Bangka Pos Hari Ini
Demi Jalankan Tugas Saat Tengah Malam Bantu Pasien Covid-19 Isoman
lima tenaga kesehatan (nakes) langsung bersiap‑siap menggunakan alat pelindung diri (APD) guna melakukan tes usap antigen
BANGKAPOS.COM - MATAHARI baru saja terbit, beberapa orang terlihat sudah berdatangan ke Puskesmas Pangkalbalam, Pangkalpinang, Rabu (4/8/2021).
Sementara itu, lima tenaga kesehatan (nakes) langsung bersiap‑siap menggunakan alat pelindung diri (APD) guna melakukan tes usap antigen terhadap masyarakat yang kontak dengan pasien positif Covid‑19.

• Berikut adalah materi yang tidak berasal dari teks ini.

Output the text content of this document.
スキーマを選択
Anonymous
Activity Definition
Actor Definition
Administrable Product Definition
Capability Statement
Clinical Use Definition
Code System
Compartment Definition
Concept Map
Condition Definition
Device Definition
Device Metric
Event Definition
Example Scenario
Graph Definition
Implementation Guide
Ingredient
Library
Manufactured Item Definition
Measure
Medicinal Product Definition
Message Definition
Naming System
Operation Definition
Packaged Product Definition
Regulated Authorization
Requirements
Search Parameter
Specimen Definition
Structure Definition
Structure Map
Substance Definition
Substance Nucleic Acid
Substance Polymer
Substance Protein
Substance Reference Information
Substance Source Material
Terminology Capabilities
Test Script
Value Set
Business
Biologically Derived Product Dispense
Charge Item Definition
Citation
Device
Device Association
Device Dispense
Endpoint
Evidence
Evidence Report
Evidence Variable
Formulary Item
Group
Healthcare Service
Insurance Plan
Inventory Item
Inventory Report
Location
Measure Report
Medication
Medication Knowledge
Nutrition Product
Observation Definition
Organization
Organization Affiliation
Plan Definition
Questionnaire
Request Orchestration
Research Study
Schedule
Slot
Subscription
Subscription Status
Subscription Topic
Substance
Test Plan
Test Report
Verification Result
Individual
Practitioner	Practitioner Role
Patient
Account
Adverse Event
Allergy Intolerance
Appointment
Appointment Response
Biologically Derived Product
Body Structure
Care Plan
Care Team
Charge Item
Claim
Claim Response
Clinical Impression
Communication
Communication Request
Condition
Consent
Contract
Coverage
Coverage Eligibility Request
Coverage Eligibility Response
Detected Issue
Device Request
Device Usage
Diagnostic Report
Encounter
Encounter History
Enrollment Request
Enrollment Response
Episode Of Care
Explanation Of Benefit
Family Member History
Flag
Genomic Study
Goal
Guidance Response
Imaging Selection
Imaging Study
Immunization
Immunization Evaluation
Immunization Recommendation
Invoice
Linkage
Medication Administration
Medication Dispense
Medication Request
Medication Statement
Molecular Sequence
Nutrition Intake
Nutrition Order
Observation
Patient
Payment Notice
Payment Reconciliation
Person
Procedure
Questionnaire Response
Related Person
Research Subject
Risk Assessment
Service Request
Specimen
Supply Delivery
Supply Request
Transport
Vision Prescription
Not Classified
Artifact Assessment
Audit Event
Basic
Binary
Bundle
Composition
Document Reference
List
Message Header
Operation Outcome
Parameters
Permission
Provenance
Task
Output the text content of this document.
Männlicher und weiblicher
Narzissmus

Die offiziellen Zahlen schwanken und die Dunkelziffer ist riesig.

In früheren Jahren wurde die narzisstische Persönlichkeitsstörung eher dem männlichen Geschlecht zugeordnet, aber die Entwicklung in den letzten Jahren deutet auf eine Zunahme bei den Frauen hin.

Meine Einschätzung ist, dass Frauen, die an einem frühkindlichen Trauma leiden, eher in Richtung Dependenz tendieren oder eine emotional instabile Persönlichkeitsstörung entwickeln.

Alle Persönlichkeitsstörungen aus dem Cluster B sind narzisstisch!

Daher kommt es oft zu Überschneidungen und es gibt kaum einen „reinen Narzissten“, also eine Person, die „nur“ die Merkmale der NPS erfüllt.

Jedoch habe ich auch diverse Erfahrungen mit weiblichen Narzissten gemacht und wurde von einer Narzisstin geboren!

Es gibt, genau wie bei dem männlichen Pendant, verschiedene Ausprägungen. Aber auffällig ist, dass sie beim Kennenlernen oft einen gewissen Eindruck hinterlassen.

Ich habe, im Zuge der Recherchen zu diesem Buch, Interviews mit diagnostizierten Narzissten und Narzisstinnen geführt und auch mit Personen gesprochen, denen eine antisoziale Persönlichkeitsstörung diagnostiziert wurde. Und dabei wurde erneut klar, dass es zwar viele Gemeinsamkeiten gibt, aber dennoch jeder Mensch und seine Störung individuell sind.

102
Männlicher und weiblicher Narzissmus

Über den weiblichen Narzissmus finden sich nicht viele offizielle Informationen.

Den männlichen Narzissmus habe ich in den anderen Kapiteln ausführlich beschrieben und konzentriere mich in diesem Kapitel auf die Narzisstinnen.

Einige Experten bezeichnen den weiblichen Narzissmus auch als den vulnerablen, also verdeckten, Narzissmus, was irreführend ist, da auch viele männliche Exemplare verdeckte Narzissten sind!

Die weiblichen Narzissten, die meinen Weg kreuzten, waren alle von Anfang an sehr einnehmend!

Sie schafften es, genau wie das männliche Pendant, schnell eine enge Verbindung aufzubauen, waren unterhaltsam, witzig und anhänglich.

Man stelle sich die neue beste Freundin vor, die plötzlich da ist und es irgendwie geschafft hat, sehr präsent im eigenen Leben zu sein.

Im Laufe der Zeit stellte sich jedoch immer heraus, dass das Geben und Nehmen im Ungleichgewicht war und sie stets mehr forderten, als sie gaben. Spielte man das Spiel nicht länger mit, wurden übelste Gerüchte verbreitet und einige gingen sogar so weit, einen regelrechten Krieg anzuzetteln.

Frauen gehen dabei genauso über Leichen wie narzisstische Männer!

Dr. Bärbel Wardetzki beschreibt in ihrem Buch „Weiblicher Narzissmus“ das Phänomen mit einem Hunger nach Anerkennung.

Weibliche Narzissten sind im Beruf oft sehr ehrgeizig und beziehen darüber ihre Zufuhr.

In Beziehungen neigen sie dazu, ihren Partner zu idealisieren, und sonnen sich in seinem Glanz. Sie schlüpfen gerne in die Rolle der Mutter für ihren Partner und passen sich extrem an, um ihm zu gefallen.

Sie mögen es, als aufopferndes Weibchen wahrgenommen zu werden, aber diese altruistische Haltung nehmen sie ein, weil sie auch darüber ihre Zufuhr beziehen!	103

Para nakes memiliki cerita tersendiri dalam menangani pasien Covid‑19 yang jumlahnya melonjak dalam beberapa waktu terakhir.
Heri Murianto, misalnya, seorang nakes di Puskesmas Pangkalbalam, yang menceritakan pengalamannya saat harus melakukan pengetesan dini (testing), pelacakan (tracing) hingga melakukan pemantauan terhadap pasien yang sedang menjalani isolasi mandiri.

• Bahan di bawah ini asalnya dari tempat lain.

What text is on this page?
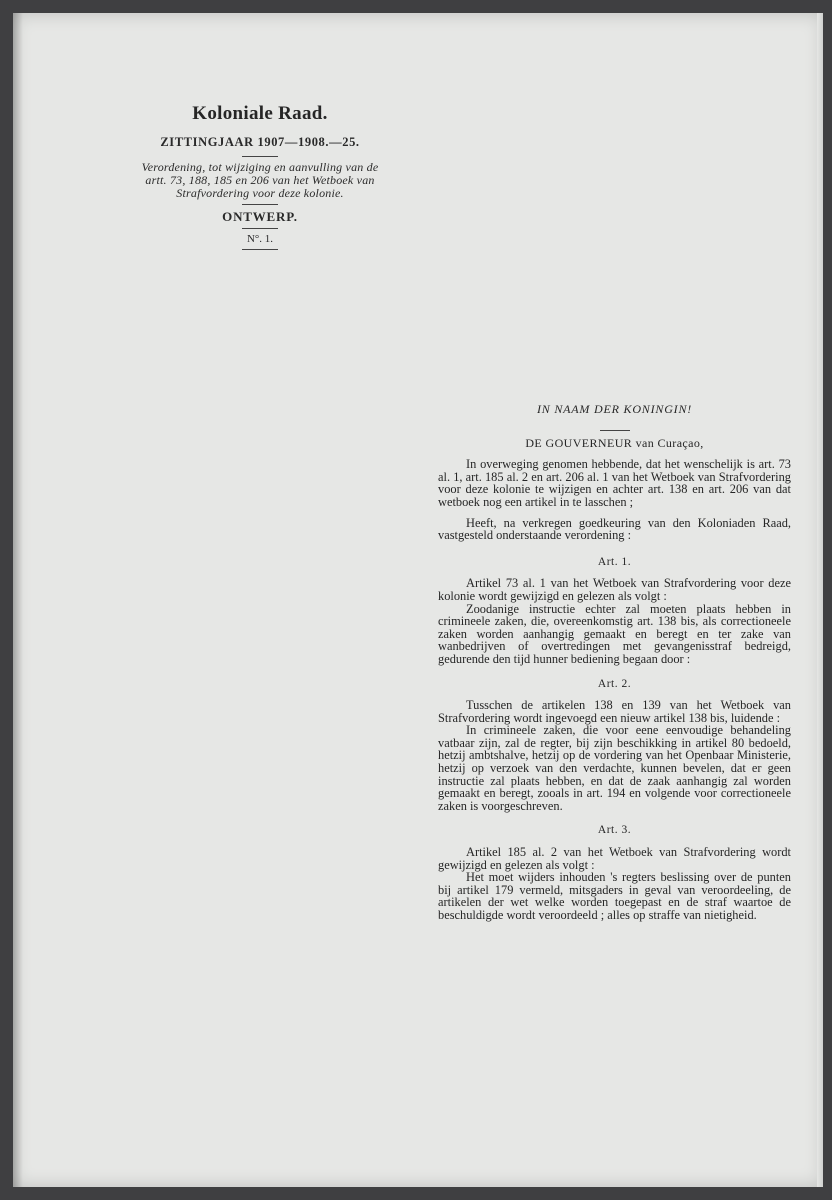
Koloniale Raad.
ZITTINGJAAR 1907—1908.—25.
Verordening, tot wijziging en aanvulling van de artt. 73, 188, 185 en 206 van het Wetboek van Strafvordering voor deze kolonie.
ONTWERP.
N°. 1.
IN NAAM DER KONINGIN!
DE GOUVERNEUR van Curaçao,

In overweging genomen hebbende, dat het wenschelijk is art. 73 al. 1, art. 185 al. 2 en art. 206 al. 1 van het Wetboek van Strafvordering voor deze kolonie te wijzigen en achter art. 138 en art. 206 van dat wetboek nog een artikel in te lasschen ;

Heeft, na verkregen goedkeuring van den Koloniaden Raad, vastgesteld onderstaande verordening :

Art. 1.

Artikel 73 al. 1 van het Wetboek van Strafvordering voor deze kolonie wordt gewijzigd en gelezen als volgt :

Zoodanige instructie echter zal moeten plaats hebben in crimineele zaken, die, overeenkomstig art. 138 bis, als correctioneele zaken worden aanhangig gemaakt en beregt en ter zake van wanbedrijven of overtredingen met gevangenisstraf bedreigd, gedurende den tijd hunner bediening begaan door :

Art. 2.

Tusschen de artikelen 138 en 139 van het Wetboek van Strafvordering wordt ingevoegd een nieuw artikel 138 bis, luidende :

In crimineele zaken, die voor eene eenvoudige behandeling vatbaar zijn, zal de regter, bij zijn beschikking in artikel 80 bedoeld, hetzij ambtshalve, hetzij op de vordering van het Openbaar Ministerie, hetzij op verzoek van den verdachte, kunnen bevelen, dat er geen instructie zal plaats hebben, en dat de zaak aanhangig zal worden gemaakt en beregt, zooals in art. 194 en volgende voor correctioneele zaken is voorgeschreven.

Art. 3.

Artikel 185 al. 2 van het Wetboek van Strafvordering wordt gewijzigd en gelezen als volgt :

Het moet wijders inhouden 's regters beslissing over de punten bij artikel 179 vermeld, mitsgaders in geval van veroordeeling, de artikelen der wet welke worden toegepast en de straf waartoe de beschuldigde wordt veroordeeld ; alles op straffe van nietigheid.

Pria berusia 43 tahun ini mengaku, selama menjadi anggota tim surveilans di Puskesmas Pangkalbalam, banyak hal yang ia alami, mulai dari rasa takut akan terpapar hingga masih banyak pasien yang tidak jujur dan kooperatif saat berobat, seolah-olah tidak peduli dengan risiko yang bisa saja terjadi.
Padahal dengan kejujuran, kata Heri, penanganan selanjutnya dapat segera dilakukan oleh petugas kesehatan. "Saat ini seiring perkembangan berita di media sosial banyak pasien yang tidak jujur saat isoman (isolasi mandiri). Padahal kalau kooperatif itu memudahkan kita untuk tracing dan memutus mata rantai penyebarannya," kata dia kepada Bangka Pos, kemarin.

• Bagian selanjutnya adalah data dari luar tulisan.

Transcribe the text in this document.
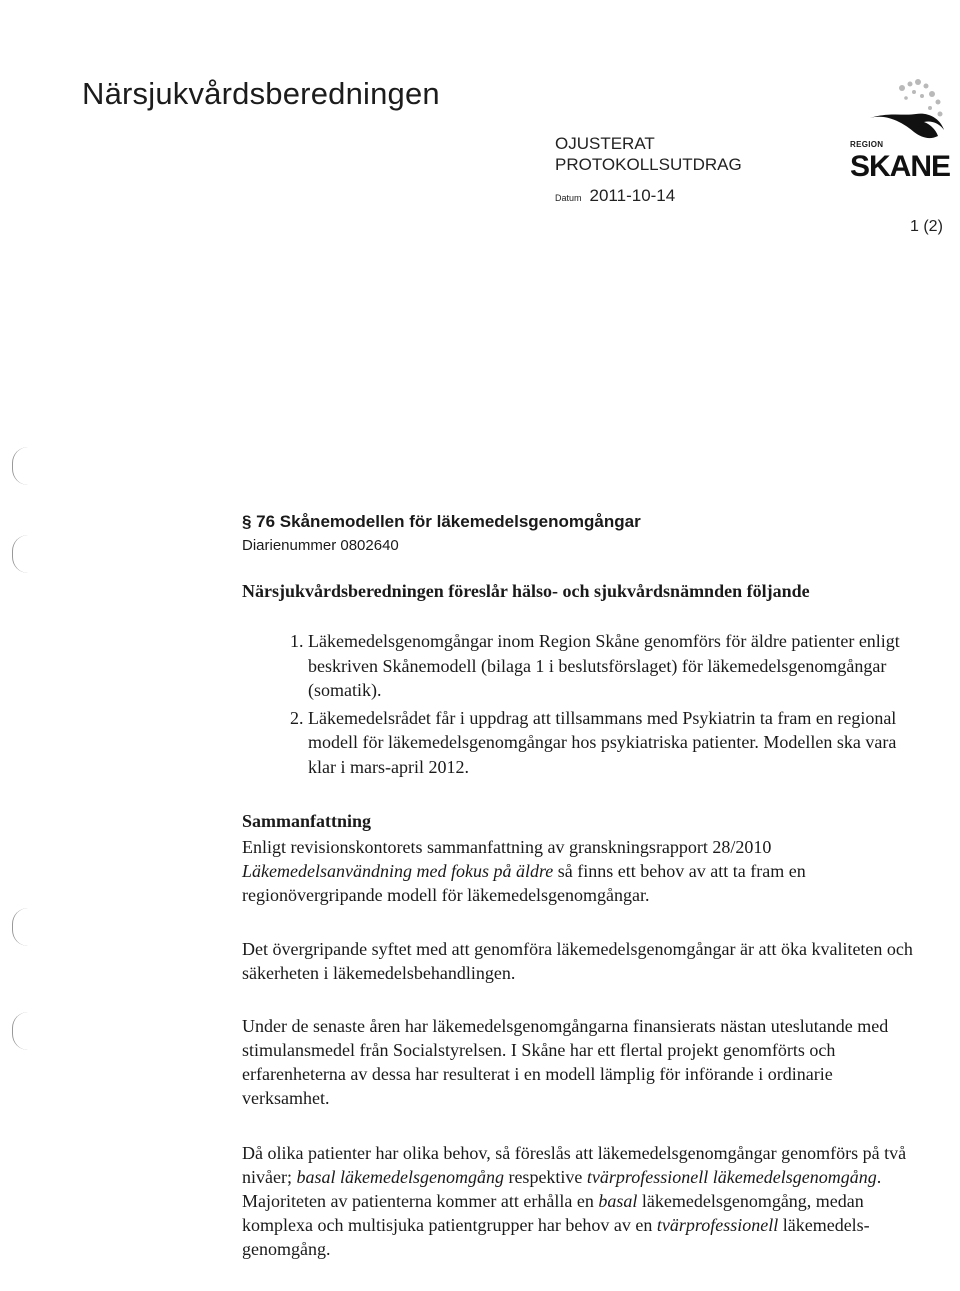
Närsjukvårdsberedningen
OJUSTERAT
PROTOKOLLSUTDRAG
Datum 2011-10-14
1 (2)
REGION
SKANE
§ 76 Skånemodellen för läkemedelsgenomgångar
Diarienummer 0802640
Närsjukvårdsberedningen föreslår hälso- och sjukvårdsnämnden följande
1. Läkemedelsgenomgångar inom Region Skåne genomförs för äldre patienter enligt beskriven Skånemodell (bilaga 1 i beslutsförslaget) för läkemedelsgenomgångar (somatik).
2. Läkemedelsrådet får i uppdrag att tillsammans med Psykiatrin ta fram en regional modell för läkemedelsgenomgångar hos psykiatriska patienter. Modellen ska vara klar i mars-april 2012.
Sammanfattning
Enligt revisionskontorets sammanfattning av granskningsrapport 28/2010 Läkemedelsanvändning med fokus på äldre så finns ett behov av att ta fram en regionövergripande modell för läkemedelsgenomgångar.
Det övergripande syftet med att genomföra läkemedelsgenomgångar är att öka kvaliteten och säkerheten i läkemedelsbehandlingen.
Under de senaste åren har läkemedelsgenomgångarna finansierats nästan uteslutande med stimulansmedel från Socialstyrelsen. I Skåne har ett flertal projekt genomförts och erfarenheterna av dessa har resulterat i en modell lämplig för införande i ordinarie verksamhet.
Då olika patienter har olika behov, så föreslås att läkemedelsgenomgångar genomförs på två nivåer; basal läkemedelsgenomgång respektive tvärprofessionell läkemedelsgenomgång. Majoriteten av patienterna kommer att erhålla en basal läkemedelsgenomgång, medan komplexa och multisjuka patientgrupper har behov av en tvärprofessionell läkemedels-genomgång.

Suka dan duka menemani para tenaga medis selama berjuang melawan pandemi ini. Namun, hal yang paling disyukuri Heri adalah kesempatan untuk dapat menolong orang lain dan memberikan pelayanan sesuai sumpah profesi.
Menurutnya, kekompakan dan saling membantu menjadi keharuan di tengah kecemasan dan ketidakpastian ini. Lelah mungkin itu hal yang manusiawi. Tetapi, demi menjalankan tugas dan kewajiban, hal tersebut tak lagi Heri hiraukan.
Tidak jarang dia sampai rela mengorbankan jatah liburnya demi memberikan penanganan terbaik kepada para pasien. Tentu, keterbatasan waktu untuk berkumpul bersama keluarga menjadi duka yang dirasakan oleh para tenaga medis.
Terkadang, menyapa keluarganya yang ada di Kepulauan Riau dan kerabat pun tak sempat Heri lakukan karena harus membantu pasien yang sedang isoman. Bahkan sekali ia sempat ditelepon oleh seorang pasien pukul 02.00 WIB karena membutuhkan pertolongan medis. Namun, kondisi itu harus dilakoni karena sudah menjadi kewajiban.
"Namanya pasien mau tengah malam dia telepon kalau ada keluhan. Bahkan tengah malam saya sempat membantu pasien yang isoman," ujar bapak satu anak ini.
Selama mengecek pasien, Heri dan rekan‑rekannya tak sekalipun mendapatkan penolakan dari masyarakat. Menurutnya, hal itu karena saat ini Covid‑19 bukan sesuatu hal yang tabu lagi.
Terlebih-lebih, petugas puskesmas juga melibatkan lintas sektoral seperti rukun tetangga (RT), lurah, babinsa dan bhabinkamtibmas agar mudah dipercaya masyarakat.
Adapun pengecekan kesehatan yang dilakukan berupa pengecekan tanda vital seperti tekanan darah hingga saturasi oksigen. "Sehari kita bisa mendatangi sebanyak 30 pasien yang isolasi mandiri di lima kelurahan, untuk melakukan pengecekan kesehatan mereka selama tiga hari sekali," tutur Heri.
Meski demikian, banyak pengalaman berharga yang ia dapatkan dengan membantu pasien yang sedang menjalani isoman. Contohnya, pasien yang sebelumnya sempat terpapar virus corona, setelah sembuh mereka selalu menghubungi Heri untuk membantu keluarga maupun masyarakat lainnya yang sedang terpapar.
:quality(30):format(webp):focal(0.5x0.5:0.5x0.5)/bangka/foto/bank/originals/20210804-petugas-kesehatan-uptd-puskesmas-pangkalbalam-saat-foto-bersama.jpg)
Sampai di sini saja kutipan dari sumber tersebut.